In one of the hearings, Sarah got defensive. It had been put to her by one of the panelists that what she did amounted to committing murder of 1000 innocent children. She retorted that in the contrary, she had saved more than a thousand lives through the abortions. According to her, she saved 1000 women who were faced with execution. The women, she said, would later give birth to many more children.  

In tears, a distraught Sarah implored the panelists to see the good side of her actions. She explained that saving lives is the cardinal principle of medicine and appreciated that fact better than anyone. But they were as hard as a stone.   

There was one woman who had gotten wind of the ugly turn of events against Sarah. She, like Sarah, had settled and gotten married in the US. Her marriage had rewarded her with three children. Sarah had helped her abort in the Nazi camp. She approached Sarah and volunteered to testify in her favour but Sarah declined the offer saying this was contrary to professional ethics. She had already defended herself enough and felt that the medical board could do as they wished. 

But the woman had other ideas. She decided not push Sarah further but worked on a plan to walk into the venue of the next hearing uninvited. While the panel sat to read their verdict the woman walked into the room to the surprise of everyone. Sarah was perplexed. She did not want to appear to be canvassing among fellow evacuees for support. The panelists looked at each other and you could tell they were perturbed by the turn of events.
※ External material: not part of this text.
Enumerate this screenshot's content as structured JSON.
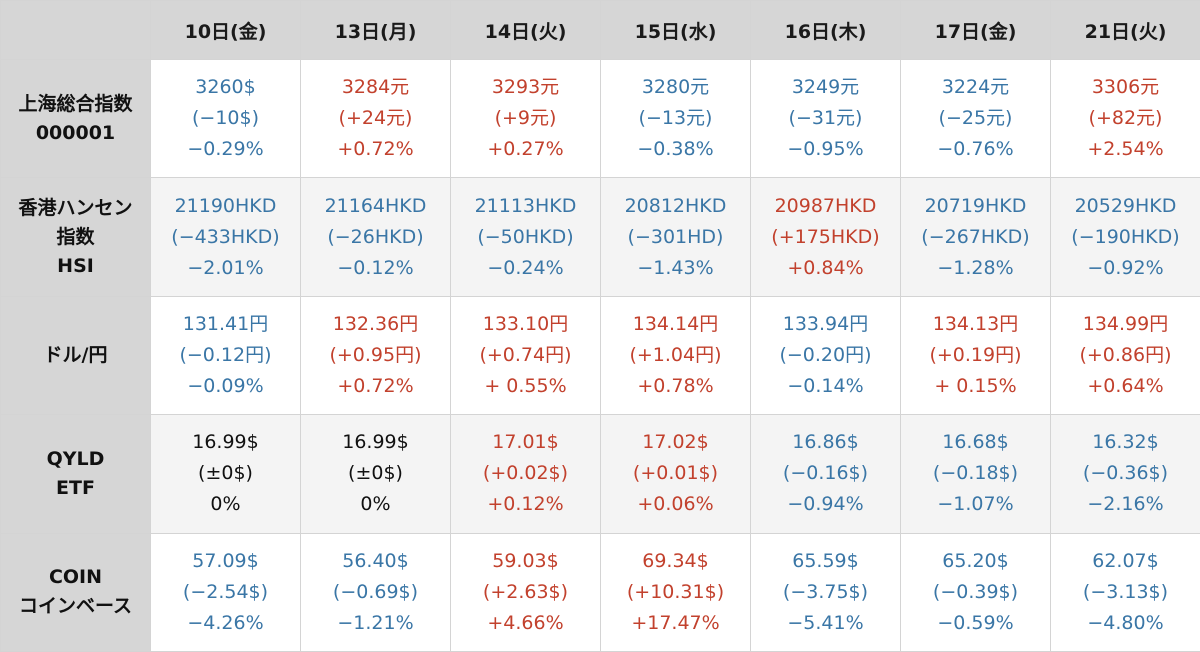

The woman told them she was not invited by anyone to the hearings. She said she thought that what she had to say could help the panel make an informed decision on the matter in question. Without giving the panel time to respond she stepped forward and started narrating how Sarah convinced her to abort and eventually saved her life. She told a harrowing account how fellow Jewish women whom she knew were executed in cold blood. In her own words, Sarah not only saved her life but also gave her the opportunity of having three wonderful children.
After the woman’s submission, the panel asked to be given time to go in camera for consultations. The matter, they said, was weighty and needed wider consultations in view of the new developments. They were gone for about half an hour. When they emerged they said that after much consideration and wide consultations the board had decided to give Sarah a license to practice medicine without any conditions.

Sarah was overjoyed. She could not believe it. She shot to her feet and hugged everyone, tears of joy rolling down her cheeks. She was full of gratitude to the panel and to the woman witness. She vowed to help millions of women deliver safely and with joy.

Be the judge. Did Sarah get away with murder? Is what she did professionally acceptable? Between her actions and the professional ethics she professed, what was on the side of life? At what point do professional ethics cease to apply?